Das Urteil über die sportliche Bilanz von Mario Götze fällt da schon wesentlich schwerer, auch wenn eines klar ist: Der Götze von 2016 hat kaum noch etwas mit dem Götze der Jahre 2011-2013 zu tun. Er selbst zeigte sich in einem Interview mit einer Boulevardzeitung entsprechend genervt von den ständigen Vergleichen. Und doch kann man sich nicht ganz frei machen von den Erinnerungen an die Zeit, in denen er mutig das Eins gegen Eins suchte und durch erfolgreiche Dribblings Freiräume schuf. Im vergangenen halben Jahr gelang dies kaum noch. Spiegel online (Link) hatte bereits im November einige Zahlen angeführt, die das veränderte Spielverhalten Götzes unterstrichen: Zu dem damaligen Zeitpunkt lag die Zahl seiner Dribblings mit 3,7 pro 90 Minuten Spielzeit auf einem persönlichen Tiefstwert. 2011/2012 waren es 10,2. Immerhin ist die Erfolgsquote höher geworden, was für einen gewissen Reifeprozess sprechen könnte. Der Stilwandel, der sich bereits über die letzten Jahre zieht, ist dennoch unbestreitbar.
Der BVB hat also einen völlig anderen Spieler zurückbekommen als er 2013 widerwillig abgegeben hat. Obwohl er in der Nationalmannschaft des Öfteren als falsche Neun eingesetzt wird, spielt er beim BVB zurückgezogener als in früheren Jahren und wirkt mehr als Verbindungsspieler zwischen dem defensiven Mittelfeld und den Offensivspielern. Wirklich angekommen ist er in seiner neuen Rolle jedoch noch nicht. In der Bundesliga absolvierte er lediglich 10 von 16 Spielen, zweimal fehlte er verletzt. Die kompletten 90 Minuten bestritt er dabei lediglich vier Mal, erstmals Ende Oktober gegen Schalke. Ein verspäteter Trainingseinstieg nach eher durchwachsener EM und ein generell unbefriedigender Fitnesszustand nach langer Leidenszeit in München trübten seine persönliche Bilanz in den ersten Wochen.
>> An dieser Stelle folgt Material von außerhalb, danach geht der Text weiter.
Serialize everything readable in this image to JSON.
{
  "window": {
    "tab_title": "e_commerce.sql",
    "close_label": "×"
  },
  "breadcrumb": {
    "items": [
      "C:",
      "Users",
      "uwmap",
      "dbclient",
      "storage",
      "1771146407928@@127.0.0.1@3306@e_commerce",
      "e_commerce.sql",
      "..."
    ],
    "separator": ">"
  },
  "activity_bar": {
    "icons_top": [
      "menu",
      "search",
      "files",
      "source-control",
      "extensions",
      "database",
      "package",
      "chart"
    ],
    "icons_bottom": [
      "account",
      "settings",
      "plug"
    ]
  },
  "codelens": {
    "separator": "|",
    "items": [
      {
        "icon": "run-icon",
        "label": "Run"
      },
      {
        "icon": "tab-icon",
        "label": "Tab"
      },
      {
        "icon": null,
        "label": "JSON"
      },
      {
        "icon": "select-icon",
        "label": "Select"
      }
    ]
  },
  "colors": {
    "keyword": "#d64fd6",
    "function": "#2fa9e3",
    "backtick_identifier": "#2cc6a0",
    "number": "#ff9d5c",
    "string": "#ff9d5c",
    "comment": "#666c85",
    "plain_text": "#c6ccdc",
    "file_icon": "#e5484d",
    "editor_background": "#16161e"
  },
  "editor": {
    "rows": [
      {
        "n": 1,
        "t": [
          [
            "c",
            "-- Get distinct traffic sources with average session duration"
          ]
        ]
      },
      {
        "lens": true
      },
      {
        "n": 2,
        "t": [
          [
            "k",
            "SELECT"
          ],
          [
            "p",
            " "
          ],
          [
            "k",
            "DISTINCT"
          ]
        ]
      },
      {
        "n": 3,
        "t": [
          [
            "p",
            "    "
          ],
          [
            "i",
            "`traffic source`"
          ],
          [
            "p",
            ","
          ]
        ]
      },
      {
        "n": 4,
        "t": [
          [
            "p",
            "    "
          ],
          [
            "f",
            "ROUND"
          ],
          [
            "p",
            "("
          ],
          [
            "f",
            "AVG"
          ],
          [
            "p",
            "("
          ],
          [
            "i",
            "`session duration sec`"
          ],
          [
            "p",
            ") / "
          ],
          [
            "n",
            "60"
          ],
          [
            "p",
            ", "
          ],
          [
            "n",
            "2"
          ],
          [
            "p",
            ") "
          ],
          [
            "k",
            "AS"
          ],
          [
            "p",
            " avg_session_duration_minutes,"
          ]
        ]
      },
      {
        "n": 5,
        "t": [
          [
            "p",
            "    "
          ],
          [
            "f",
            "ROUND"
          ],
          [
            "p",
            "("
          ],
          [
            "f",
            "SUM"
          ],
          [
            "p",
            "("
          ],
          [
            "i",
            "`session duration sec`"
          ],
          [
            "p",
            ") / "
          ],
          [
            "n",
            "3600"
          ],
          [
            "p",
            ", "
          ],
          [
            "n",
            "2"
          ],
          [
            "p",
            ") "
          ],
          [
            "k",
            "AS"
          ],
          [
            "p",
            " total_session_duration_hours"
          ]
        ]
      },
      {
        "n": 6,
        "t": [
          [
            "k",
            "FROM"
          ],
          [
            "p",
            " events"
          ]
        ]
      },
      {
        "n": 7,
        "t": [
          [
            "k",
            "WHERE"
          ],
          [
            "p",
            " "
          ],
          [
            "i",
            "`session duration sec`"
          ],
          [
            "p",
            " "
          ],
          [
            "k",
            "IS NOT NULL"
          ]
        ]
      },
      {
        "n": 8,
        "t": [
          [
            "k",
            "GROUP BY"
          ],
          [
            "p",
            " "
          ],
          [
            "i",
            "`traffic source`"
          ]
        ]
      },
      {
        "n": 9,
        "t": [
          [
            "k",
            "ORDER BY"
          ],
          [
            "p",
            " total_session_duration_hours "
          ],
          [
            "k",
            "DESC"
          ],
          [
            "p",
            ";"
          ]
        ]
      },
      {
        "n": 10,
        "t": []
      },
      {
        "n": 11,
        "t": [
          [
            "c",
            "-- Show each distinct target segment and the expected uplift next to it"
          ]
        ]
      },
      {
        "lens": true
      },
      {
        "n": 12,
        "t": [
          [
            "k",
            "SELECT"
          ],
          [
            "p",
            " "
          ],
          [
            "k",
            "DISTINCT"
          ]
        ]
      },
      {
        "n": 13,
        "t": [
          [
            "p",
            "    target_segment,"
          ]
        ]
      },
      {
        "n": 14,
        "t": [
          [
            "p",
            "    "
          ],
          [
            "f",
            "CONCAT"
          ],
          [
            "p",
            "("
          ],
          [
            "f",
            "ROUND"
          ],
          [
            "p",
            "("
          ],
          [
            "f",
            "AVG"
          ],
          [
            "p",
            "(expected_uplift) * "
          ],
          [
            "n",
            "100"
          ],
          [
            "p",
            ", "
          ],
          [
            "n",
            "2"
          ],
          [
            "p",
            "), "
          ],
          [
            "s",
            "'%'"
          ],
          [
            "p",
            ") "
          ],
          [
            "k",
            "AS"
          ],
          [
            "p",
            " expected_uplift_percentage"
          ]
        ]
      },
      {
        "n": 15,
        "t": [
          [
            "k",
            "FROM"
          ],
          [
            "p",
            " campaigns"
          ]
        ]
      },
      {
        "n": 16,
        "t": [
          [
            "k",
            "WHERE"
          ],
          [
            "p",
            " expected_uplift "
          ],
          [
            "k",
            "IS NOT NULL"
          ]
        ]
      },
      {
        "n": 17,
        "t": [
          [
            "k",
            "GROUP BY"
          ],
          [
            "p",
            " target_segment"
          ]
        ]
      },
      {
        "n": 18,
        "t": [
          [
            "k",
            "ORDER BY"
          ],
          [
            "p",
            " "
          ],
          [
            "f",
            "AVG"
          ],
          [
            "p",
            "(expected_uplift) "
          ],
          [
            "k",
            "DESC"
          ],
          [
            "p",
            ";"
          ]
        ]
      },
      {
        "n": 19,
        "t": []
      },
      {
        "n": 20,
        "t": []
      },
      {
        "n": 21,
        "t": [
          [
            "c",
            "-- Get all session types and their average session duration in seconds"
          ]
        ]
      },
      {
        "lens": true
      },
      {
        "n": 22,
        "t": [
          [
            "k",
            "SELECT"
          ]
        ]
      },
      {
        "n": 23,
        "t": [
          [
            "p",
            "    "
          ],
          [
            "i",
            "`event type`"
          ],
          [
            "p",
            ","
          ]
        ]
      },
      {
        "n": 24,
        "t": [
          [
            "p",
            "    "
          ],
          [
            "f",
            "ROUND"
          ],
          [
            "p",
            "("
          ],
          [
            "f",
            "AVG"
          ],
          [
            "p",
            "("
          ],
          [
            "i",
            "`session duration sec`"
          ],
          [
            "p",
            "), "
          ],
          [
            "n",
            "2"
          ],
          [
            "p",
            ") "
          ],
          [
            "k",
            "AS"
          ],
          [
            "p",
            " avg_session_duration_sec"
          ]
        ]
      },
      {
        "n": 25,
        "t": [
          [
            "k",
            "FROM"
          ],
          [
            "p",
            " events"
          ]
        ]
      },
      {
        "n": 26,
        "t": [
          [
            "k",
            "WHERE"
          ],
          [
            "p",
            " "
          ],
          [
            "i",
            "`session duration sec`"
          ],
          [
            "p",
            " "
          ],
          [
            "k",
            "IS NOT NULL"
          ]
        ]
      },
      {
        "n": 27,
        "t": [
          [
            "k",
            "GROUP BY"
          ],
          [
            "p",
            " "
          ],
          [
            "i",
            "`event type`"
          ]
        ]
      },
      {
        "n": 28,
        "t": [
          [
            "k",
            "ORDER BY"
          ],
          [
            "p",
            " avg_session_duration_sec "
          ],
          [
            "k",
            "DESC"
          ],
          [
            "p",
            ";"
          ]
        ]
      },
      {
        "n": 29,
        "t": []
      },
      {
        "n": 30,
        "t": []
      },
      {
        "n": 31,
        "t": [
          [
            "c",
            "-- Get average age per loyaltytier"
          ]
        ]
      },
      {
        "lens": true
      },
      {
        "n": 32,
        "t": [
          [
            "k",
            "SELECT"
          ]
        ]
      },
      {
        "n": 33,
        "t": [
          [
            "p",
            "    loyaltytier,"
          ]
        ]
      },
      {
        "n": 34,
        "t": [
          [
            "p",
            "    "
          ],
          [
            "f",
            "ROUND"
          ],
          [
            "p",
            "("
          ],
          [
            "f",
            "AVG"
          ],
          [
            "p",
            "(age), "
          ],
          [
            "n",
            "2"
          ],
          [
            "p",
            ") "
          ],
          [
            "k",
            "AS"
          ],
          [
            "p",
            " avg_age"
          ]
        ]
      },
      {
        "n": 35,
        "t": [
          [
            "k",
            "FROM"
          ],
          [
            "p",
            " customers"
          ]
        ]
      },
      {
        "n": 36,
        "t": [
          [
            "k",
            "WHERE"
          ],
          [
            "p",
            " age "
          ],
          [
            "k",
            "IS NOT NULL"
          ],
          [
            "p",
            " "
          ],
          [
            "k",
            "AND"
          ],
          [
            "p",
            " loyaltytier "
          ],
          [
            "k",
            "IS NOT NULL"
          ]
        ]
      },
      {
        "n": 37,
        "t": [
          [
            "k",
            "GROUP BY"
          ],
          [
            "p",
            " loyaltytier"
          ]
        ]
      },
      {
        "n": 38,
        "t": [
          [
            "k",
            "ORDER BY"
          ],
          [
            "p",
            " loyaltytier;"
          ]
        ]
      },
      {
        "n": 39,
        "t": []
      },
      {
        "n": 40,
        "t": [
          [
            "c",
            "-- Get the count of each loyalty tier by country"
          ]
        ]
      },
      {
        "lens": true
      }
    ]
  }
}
Auch die übrigen Zahlen sind wenig berauschend: Ein erstes Indiz für eine bestenfalls durchwachsene persönliche Bilanz ist der Punkteschnitt in den Spielen mit Götzes Beteiligung, der unterhalb dem Gesamtschnitt der Hinrunde liegt (1,4 zu 1,6 Punkte). Die geringe Torbeteiligung ist schon häufig thematisiert worden, sie liegt auch nach dem Augsburg-Spiel bei einem Tor und einer Vorlage. Dies ist teilweise auf die Verlagerung seines Spiels in die Halbräume geschuldet, sie bleibt dennoch unter seinen Möglichkeiten. Aufschlussreich ist auch der Vergleich mit den Daten von Gonzalo Castro (Quelle: www.kicker.de). Obwohl auf ähnlichen Positionen spielend, kommt Castro bei einer etwas höheren Zahl der Spielminuten (812 zu 735) auf eine Zahl von 613 Pässen. Bei Götze sind dies lediglich 377. Bei den Ballkontakten steht es 740 zu 503, die Zweikampfquote kann Castro mit 51 zu 40 Prozent ebenfalls für sich entscheiden. Es ist keine Frage, dass diese Zahlen für einen Verbindungsspieler von der Qualität eines Götze unzureichend sind.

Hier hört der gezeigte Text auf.